OFA prelim at 15 months-- Hips: Good, Elbows: Normal. 

We are now officially cleared for takeoff. . . . not that he was waiting.


----------



## Lucy Dog (Aug 10, 2008)

Congrats to you and kopper! I'm sure that's a huge weight off your shoulders.


----------



## Stosh (Jun 26, 2010)

Nice!


----------



## JakodaCD OA (May 14, 2000)

congrats !! Now Kopper don't go breaking a leg or something)


----------



## Emoore (Oct 9, 2002)

Do you think they'd post pictures of us? Or would they figure out a way to post what our butts smell like?


----------



## gagsd (Apr 24, 2003)

Yeah!


----------



## Castlemaid (Jun 29, 2006)

Emoore said:


> Do you think they'd post pictures of us?
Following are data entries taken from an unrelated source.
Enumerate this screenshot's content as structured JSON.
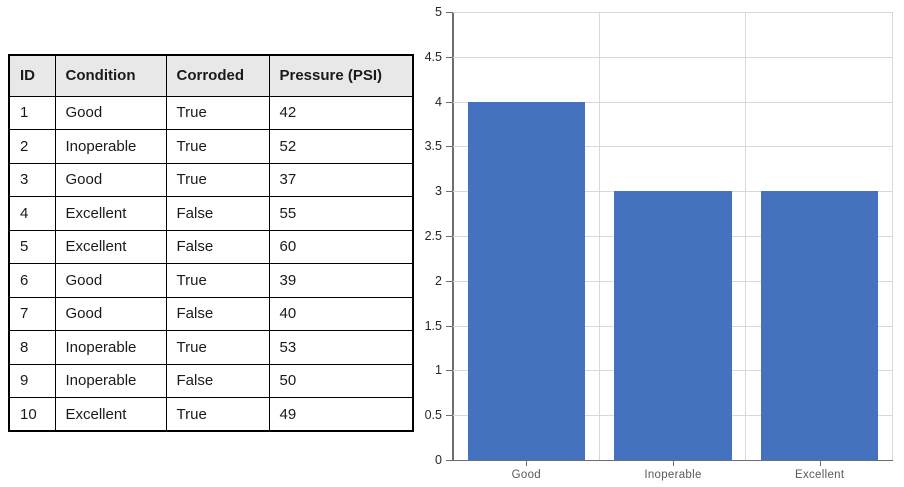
{
  "table": {
    "headers": [
      "ID",
      "Condition",
      "Corroded",
      "Pressure (PSI)"
    ],
    "rows": [
      [
        "1",
        "Good",
        "True",
        "42"
      ],
      [
        "2",
        "Inoperable",
        "True",
        "52"
      ],
      [
        "3",
        "Good",
        "True",
        "37"
      ],
      [
        "4",
        "Excellent",
        "False",
        "55"
      ],
      [
        "5",
        "Excellent",
        "False",
        "60"
      ],
      [
        "6",
        "Good",
        "True",
        "39"
      ],
      [
        "7",
        "Good",
        "False",
        "40"
      ],
      [
        "8",
        "Inoperable",
        "True",
        "53"
      ],
      [
        "9",
        "Inoperable",
        "False",
        "50"
      ],
      [
        "10",
        "Excellent",
        "True",
        "49"
      ]
    ]
  },
  "chart_data": {
    "type": "bar",
    "categories": [
      "Good",
      "Inoperable",
      "Excellent"
    ],
    "values": [
      4,
      3,
      3
    ],
    "title": "",
    "xlabel": "",
    "ylabel": "",
    "ylim": [
      0,
      5
    ],
    "ytick_step": 0.5,
    "ytick_labels": [
      "0",
      "0.5",
      "1",
      "1.5",
      "2",
      "2.5",
      "3",
      "3.5",
      "4",
      "4.5",
      "5"
    ],
    "grid": true,
    "legend": false,
    "bar_band_fill_ratio": 0.8
  },
  "colors": {
    "bar": "#4472BE",
    "table_header_bg": "#E8E8E8",
    "table_border": "#000000",
    "grid_line": "#D9D9D9",
    "axis_line": "#6E6E6E",
    "y_tick_label": "#262626",
    "x_tick_label": "#595959"
  }
}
Or would they figure out a way to post what our butts smell like?


 Wrong thread. 

But on subject, CONGRATS to you, Kopper, and his breeder!! Such a relief, isn't it?


----------



## Emoore (Oct 9, 2002)

Castlemaid said:


> Wrong thread.
> 
> But on subject, CONGRATS to you, Kopper, and his breeder!! Such a relief, isn't it?
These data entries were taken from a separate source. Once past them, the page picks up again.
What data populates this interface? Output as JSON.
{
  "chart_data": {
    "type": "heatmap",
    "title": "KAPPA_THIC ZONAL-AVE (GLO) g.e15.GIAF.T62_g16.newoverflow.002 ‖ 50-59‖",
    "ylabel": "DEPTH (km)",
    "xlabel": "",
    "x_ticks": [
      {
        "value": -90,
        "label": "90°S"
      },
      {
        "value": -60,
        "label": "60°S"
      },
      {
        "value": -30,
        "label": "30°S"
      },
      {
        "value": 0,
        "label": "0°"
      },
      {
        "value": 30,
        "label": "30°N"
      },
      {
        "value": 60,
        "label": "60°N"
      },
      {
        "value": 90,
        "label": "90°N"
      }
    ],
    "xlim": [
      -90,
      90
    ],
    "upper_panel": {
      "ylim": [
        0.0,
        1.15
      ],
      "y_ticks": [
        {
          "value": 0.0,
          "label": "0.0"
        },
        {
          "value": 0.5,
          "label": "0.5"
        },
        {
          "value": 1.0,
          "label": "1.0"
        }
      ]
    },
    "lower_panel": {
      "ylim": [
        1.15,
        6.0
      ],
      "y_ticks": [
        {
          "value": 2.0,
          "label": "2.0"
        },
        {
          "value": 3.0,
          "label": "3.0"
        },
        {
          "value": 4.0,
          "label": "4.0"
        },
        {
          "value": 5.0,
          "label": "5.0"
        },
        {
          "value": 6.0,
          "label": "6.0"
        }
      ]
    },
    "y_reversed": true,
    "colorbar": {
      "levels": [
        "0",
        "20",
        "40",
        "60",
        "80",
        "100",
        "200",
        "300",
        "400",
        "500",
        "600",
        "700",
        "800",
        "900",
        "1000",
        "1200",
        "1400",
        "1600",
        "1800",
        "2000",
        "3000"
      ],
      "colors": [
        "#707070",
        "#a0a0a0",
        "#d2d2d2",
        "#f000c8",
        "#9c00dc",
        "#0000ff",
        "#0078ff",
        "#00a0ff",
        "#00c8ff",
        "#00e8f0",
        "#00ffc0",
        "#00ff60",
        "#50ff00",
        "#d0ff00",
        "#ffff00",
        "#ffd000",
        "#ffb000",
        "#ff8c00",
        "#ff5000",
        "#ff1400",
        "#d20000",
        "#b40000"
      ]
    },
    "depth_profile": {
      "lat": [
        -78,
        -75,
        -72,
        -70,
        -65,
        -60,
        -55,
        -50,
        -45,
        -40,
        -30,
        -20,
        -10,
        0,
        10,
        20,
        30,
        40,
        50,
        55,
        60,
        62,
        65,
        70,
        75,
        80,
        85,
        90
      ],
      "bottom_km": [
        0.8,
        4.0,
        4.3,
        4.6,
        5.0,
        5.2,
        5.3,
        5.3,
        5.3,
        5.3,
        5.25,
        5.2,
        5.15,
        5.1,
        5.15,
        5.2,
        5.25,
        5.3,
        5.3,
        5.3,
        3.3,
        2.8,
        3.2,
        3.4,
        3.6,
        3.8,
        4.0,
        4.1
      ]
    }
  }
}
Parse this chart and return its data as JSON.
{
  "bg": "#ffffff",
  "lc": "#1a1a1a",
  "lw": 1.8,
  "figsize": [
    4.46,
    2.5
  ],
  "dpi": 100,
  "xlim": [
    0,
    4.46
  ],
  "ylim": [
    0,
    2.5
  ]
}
Hey that is the wrong thread. . . that was supposed to go in the "what would our dogs do on the forum" thread. . . lol.


----------



## Josie/Zeus (Nov 6, 2000)

Woot!!!! Congrats!!!!


----------



## GSDAlphaMom (Jul 20, 2010)

Yay! That is always such a relief. Did you go to Taylor in Rockwall?


----------



## robinhuerta (Apr 21, 2007)

*Smelly butts*????.....alrighty then....
CONGRATS on hips, elbows AND stinky rears!!! LOL! :silly::shrug:


----------



## DanielleOttoMom (May 11, 2010)

Way to go Emily and Kopper!  
That's such exciting news!! Watch out Agility world her comes Kopper!!!


----------



## Emoore (Oct 9, 2002)

GSDAlphaMom said:


> Yay! That is always such a relief. Did you go to Taylor in Rockwall?
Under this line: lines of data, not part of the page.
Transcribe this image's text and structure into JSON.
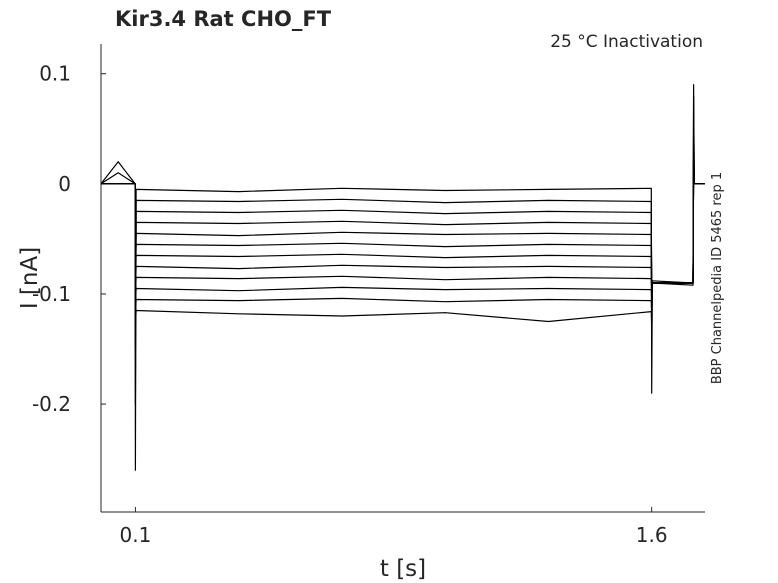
{
  "chart_data": {
    "type": "line",
    "title": "Kir3.4  Rat  CHO_FT",
    "annotation": "25 °C  Inactivation",
    "side_note": "BBP Channelpedia ID 5465 rep 1",
    "x_label": "t [s]",
    "y_label": "I [nA]",
    "xlim": [
      0,
      1.755
    ],
    "ylim": [
      -0.298,
      0.127
    ],
    "xticks": [
      0.1,
      1.6
    ],
    "yticks": [
      0.1,
      0,
      -0.1,
      -0.2
    ],
    "x": [
      0,
      0.05,
      0.099,
      0.1,
      0.102,
      0.4,
      0.7,
      1.0,
      1.3,
      1.599,
      1.6,
      1.602,
      1.72,
      1.722,
      1.724,
      1.754
    ],
    "series": [
      {
        "color": "#000000",
        "values": [
          0,
          0.02,
          0,
          -0.26,
          -0.005,
          -0.007,
          -0.004,
          -0.006,
          -0.005,
          -0.004,
          -0.19,
          -0.09,
          -0.092,
          0.09,
          0,
          0
        ]
      },
      {
        "color": "#000000",
        "values": [
          0,
          0.01,
          0,
          -0.2,
          -0.015,
          -0.016,
          -0.014,
          -0.017,
          -0.015,
          -0.016,
          -0.15,
          -0.09,
          -0.09,
          0.08,
          0,
          0
        ]
      },
      {
        "color": "#000000",
        "values": [
          0,
          0,
          0,
          -0.15,
          -0.025,
          -0.026,
          -0.024,
          -0.027,
          -0.025,
          -0.026,
          -0.12,
          -0.088,
          -0.09,
          0.06,
          0,
          0
        ]
      },
      {
        "color": "#000000",
        "values": [
          0,
          0,
          0,
          -0.12,
          -0.035,
          -0.036,
          -0.034,
          -0.037,
          -0.035,
          -0.036,
          -0.1,
          -0.09,
          -0.09,
          0.04,
          0,
          0
        ]
      },
      {
        "color": "#000000",
        "values": [
          0,
          0,
          0,
          -0.1,
          -0.045,
          -0.047,
          -0.044,
          -0.046,
          -0.045,
          -0.046,
          -0.1,
          -0.09,
          -0.09,
          0.03,
          0,
          0
        ]
      },
      {
        "color": "#000000",
        "values": [
          0,
          0,
          0,
          -0.1,
          -0.055,
          -0.056,
          -0.054,
          -0.057,
          -0.055,
          -0.056,
          -0.1,
          -0.09,
          -0.09,
          0.02,
          0,
          0
        ]
      },
      {
        "color": "#000000",
        "values": [
          0,
          0,
          0,
          -0.1,
          -0.065,
          -0.066,
          -0.064,
          -0.067,
          -0.065,
          -0.066,
          -0.1,
          -0.09,
          -0.09,
          0.02,
          0,
          0
        ]
      },
      {
        "color": "#000000",
        "values": [
          0,
          0,
          0,
          -0.1,
          -0.075,
          -0.077,
          -0.074,
          -0.076,
          -0.075,
          -0.076,
          -0.1,
          -0.09,
          -0.09,
          0.02,
          0,
          0
        ]
      },
      {
        "color": "#000000",
        "values": [
          0,
          0,
          0,
          -0.1,
          -0.085,
          -0.086,
          -0.084,
          -0.087,
          -0.085,
          -0.086,
          -0.1,
          -0.09,
          -0.09,
          0.02,
          0,
          0
        ]
      },
      {
        "color": "#000000",
        "values": [
          0,
          0,
          0,
          -0.11,
          -0.095,
          -0.097,
          -0.094,
          -0.096,
          -0.095,
          -0.096,
          -0.11,
          -0.09,
          -0.09,
          0.02,
          0,
          0
        ]
      },
      {
        "color": "#000000",
        "values": [
          0,
          0,
          0,
          -0.12,
          -0.105,
          -0.106,
          -0.104,
          -0.107,
          -0.105,
          -0.106,
          -0.12,
          -0.09,
          -0.09,
          0.02,
          0,
          0
        ]
      },
      {
        "color": "#000000",
        "values": [
          0,
          0,
          0,
          -0.13,
          -0.115,
          -0.118,
          -0.12,
          -0.117,
          -0.125,
          -0.116,
          -0.13,
          -0.09,
          -0.09,
          0.02,
          0,
          0
        ]
      }
    ]
  }
}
Yes I did. I was very happy with him and would reccommend him in a heartbeat. He let me come back and watch the whole procedure.


----------



## GSDAlphaMom (Jul 20, 2010)

Yes, I love him, take all my dogs to him for hips/elbows. He isn't my regular vet as he is too far but he is well known in the state (and surrounding states). A lot of gsd owners and bull dog owners drive long distance to use him for ofa xrays.


----------



## FG167 (Sep 22, 2010)

Woo! Congrats!


----------